There's overkill, and then there's just "will needlessly consume space and power, and generate lots of heat, with absolutely no benefit and increased cost and complexity to boot". You seem hell bent on making this impact your life in a big way and I'm not sure why. I feel like you can meet your *actual needs* with much lower cost and much less hassle. If you'd skipped the whole server idea you could have bought something by now.

Let go of the idea that "more = better". It doesn't.
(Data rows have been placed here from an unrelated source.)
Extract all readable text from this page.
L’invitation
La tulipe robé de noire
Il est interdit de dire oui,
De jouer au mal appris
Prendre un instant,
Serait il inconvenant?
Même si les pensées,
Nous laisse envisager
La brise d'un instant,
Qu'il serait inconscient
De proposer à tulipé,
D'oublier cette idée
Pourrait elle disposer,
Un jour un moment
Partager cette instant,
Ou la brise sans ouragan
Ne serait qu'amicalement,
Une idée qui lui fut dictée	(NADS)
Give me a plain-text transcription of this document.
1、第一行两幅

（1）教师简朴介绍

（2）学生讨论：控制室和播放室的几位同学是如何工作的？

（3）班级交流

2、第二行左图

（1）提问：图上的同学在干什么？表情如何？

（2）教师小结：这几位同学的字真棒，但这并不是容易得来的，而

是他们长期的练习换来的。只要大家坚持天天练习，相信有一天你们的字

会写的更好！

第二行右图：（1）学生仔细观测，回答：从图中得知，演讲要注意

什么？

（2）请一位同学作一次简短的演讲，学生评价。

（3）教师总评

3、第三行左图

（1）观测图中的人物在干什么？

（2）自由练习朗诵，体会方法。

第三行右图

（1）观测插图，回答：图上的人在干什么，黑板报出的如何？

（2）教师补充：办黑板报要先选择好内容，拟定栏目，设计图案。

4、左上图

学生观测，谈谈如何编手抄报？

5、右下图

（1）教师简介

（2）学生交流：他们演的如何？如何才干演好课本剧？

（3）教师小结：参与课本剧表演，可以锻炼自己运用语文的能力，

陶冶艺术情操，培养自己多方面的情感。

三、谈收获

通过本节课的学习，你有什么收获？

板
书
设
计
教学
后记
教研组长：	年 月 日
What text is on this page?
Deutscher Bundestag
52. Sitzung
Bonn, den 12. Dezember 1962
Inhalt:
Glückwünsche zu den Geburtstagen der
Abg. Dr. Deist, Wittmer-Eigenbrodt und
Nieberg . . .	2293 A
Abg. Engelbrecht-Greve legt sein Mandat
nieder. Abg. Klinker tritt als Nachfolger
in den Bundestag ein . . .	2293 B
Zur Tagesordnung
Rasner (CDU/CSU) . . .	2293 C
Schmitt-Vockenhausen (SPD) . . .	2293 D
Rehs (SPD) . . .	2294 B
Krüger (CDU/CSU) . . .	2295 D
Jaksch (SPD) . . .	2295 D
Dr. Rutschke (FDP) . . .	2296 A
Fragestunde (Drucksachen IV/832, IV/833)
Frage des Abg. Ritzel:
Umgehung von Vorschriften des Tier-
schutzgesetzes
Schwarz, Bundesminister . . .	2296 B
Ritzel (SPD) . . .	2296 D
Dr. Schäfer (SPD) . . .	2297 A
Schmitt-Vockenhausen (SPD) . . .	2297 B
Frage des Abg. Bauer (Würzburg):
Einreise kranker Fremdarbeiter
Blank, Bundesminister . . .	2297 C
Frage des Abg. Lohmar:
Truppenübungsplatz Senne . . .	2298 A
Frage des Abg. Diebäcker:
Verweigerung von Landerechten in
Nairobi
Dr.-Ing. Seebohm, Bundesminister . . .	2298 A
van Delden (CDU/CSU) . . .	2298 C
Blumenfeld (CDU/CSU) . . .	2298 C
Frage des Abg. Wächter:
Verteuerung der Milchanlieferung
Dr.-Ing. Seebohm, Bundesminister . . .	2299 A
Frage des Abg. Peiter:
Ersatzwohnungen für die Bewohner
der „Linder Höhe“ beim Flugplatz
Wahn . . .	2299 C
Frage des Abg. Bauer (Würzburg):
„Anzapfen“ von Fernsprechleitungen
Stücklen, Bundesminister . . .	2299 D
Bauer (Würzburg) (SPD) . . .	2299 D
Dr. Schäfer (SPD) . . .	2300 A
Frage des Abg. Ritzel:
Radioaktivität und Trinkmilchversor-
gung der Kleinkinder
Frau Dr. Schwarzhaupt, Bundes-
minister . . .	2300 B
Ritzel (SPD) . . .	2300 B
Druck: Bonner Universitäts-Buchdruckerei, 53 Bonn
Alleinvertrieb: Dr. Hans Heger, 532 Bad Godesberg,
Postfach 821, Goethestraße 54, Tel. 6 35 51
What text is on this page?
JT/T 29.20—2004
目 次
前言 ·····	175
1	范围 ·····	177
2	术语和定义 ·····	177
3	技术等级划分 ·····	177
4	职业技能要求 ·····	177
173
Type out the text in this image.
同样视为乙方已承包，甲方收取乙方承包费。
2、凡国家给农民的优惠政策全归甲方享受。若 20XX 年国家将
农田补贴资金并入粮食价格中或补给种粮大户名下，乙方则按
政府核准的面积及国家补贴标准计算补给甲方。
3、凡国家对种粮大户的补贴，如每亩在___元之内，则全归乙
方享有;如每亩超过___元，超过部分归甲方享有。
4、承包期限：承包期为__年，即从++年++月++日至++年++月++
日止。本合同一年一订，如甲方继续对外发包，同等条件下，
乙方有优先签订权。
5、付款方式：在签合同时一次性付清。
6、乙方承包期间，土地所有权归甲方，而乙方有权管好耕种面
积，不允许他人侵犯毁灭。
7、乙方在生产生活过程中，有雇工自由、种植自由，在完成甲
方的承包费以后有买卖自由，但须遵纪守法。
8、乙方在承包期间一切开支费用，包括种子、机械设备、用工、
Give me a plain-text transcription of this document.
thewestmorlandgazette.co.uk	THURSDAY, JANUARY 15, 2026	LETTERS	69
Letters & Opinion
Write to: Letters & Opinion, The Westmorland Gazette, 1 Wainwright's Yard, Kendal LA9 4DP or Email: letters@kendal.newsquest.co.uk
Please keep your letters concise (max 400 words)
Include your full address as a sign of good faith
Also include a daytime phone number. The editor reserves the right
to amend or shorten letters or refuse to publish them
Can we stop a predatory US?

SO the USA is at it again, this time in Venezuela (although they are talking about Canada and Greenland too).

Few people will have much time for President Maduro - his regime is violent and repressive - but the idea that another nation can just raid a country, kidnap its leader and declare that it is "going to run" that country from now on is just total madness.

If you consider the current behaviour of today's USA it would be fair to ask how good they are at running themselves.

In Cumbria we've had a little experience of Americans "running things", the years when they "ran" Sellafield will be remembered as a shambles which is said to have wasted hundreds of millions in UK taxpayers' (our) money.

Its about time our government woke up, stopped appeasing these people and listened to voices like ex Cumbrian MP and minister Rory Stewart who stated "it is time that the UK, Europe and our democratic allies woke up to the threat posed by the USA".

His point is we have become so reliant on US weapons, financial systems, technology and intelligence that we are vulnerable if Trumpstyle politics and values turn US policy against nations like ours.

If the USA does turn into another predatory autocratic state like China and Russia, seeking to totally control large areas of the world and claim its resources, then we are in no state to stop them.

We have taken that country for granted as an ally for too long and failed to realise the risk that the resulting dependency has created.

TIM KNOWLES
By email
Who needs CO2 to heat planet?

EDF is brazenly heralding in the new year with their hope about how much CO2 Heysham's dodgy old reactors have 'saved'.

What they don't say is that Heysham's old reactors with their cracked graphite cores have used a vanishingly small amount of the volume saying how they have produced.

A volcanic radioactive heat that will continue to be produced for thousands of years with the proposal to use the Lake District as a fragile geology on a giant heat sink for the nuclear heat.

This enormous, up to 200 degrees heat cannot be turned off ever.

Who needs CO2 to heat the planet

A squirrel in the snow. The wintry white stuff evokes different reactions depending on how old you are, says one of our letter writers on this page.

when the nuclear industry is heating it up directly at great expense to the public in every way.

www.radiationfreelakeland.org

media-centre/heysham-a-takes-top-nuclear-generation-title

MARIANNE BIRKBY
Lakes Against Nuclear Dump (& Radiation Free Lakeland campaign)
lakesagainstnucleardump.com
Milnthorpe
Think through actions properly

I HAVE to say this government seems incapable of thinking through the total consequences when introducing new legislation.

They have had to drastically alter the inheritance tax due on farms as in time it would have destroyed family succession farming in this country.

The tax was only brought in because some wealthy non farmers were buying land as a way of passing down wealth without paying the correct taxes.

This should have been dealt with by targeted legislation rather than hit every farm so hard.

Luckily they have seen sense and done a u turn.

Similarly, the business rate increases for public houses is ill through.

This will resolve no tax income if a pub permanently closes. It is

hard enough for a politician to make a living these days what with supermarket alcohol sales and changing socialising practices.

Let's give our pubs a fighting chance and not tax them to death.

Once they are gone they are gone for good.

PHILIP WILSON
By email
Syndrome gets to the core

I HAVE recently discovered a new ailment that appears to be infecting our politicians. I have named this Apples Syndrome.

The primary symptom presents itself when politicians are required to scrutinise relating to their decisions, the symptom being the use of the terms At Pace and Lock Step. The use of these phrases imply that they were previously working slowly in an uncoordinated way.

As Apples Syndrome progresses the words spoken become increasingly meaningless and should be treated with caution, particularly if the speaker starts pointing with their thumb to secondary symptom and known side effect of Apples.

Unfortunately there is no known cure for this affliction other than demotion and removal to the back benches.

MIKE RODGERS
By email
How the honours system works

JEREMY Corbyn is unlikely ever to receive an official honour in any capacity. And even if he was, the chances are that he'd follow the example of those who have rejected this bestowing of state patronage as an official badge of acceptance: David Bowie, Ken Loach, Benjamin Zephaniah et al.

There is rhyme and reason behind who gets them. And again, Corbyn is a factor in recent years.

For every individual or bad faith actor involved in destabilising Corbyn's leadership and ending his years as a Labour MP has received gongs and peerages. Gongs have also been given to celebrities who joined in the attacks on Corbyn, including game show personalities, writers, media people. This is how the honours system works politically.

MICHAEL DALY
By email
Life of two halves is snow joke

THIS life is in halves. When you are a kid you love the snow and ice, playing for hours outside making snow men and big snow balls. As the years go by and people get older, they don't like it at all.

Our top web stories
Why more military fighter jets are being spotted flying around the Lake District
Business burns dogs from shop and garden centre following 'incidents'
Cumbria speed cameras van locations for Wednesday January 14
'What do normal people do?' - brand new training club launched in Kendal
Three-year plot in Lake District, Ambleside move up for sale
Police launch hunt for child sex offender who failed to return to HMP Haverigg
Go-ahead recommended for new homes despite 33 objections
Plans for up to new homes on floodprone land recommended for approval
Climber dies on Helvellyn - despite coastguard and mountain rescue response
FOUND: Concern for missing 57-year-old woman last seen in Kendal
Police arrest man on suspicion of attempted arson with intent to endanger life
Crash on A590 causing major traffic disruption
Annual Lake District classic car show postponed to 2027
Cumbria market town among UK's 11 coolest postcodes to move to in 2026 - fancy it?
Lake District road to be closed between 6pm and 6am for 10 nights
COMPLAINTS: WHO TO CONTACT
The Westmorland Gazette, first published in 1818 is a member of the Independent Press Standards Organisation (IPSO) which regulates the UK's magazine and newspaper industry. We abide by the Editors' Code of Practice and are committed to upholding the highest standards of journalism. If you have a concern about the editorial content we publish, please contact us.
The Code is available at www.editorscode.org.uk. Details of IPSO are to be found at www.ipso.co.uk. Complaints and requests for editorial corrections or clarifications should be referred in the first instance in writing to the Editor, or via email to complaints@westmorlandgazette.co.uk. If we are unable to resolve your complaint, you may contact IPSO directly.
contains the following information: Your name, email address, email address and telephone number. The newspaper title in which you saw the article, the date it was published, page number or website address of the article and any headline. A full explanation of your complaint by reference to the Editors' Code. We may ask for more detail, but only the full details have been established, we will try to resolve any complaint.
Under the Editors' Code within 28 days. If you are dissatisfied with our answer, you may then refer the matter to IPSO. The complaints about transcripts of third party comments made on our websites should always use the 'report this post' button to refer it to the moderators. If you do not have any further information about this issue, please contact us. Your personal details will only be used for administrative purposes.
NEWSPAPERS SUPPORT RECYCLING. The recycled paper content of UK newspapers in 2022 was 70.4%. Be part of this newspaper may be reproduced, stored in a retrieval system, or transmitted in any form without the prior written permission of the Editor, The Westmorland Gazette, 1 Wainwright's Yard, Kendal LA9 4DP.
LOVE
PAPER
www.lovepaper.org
It really doesn't. Also, you will never get a perfect solution, ever. Trying to do so only makes it take longer until you have something, in the mean time your data is not as protected/secure/available as it could/should be.

- Oshyan

lotusrootstarch:
The NAS above is still a bit of an overkill in many ways lol. One or more $300 4-bay NAS (no frills but with gigabit NIC and raid controller) will do. Plenty of these on eBay up for grabs.

Storage/Network/Server is really at the bottom of any quality home theater architecture... important infrastructure but do not affect audio/visual experience. Money is better saved from these areas and later spent on things that do directly affect your eyes and ears, such as a good HDTV and HTS. You'd be surprised to find out what $5,000 can buy you in an immersive, 100% digital HD HT setup, really not that much, maybe just a TV if you get a bargain.

Just a thought. :)

Stoic Joker:
Commercial grade hardware vs. consumer grade hardware ... I hate consumer grade hardware.

Just went through this with a client a week ago:

IO Mega StorCenter 150, power blip wiped the config. Something was corrupt because it couldn't be reconfigured in a fashion that allowed anyone access the the files.

Tech Support says... It can't be fixed without a firmware update, but the firmware update it needs frequently wipes all the data on the box. Can't pull the data off the drive externally, because it's using some type of *nix based software RAID ... Good Times!!!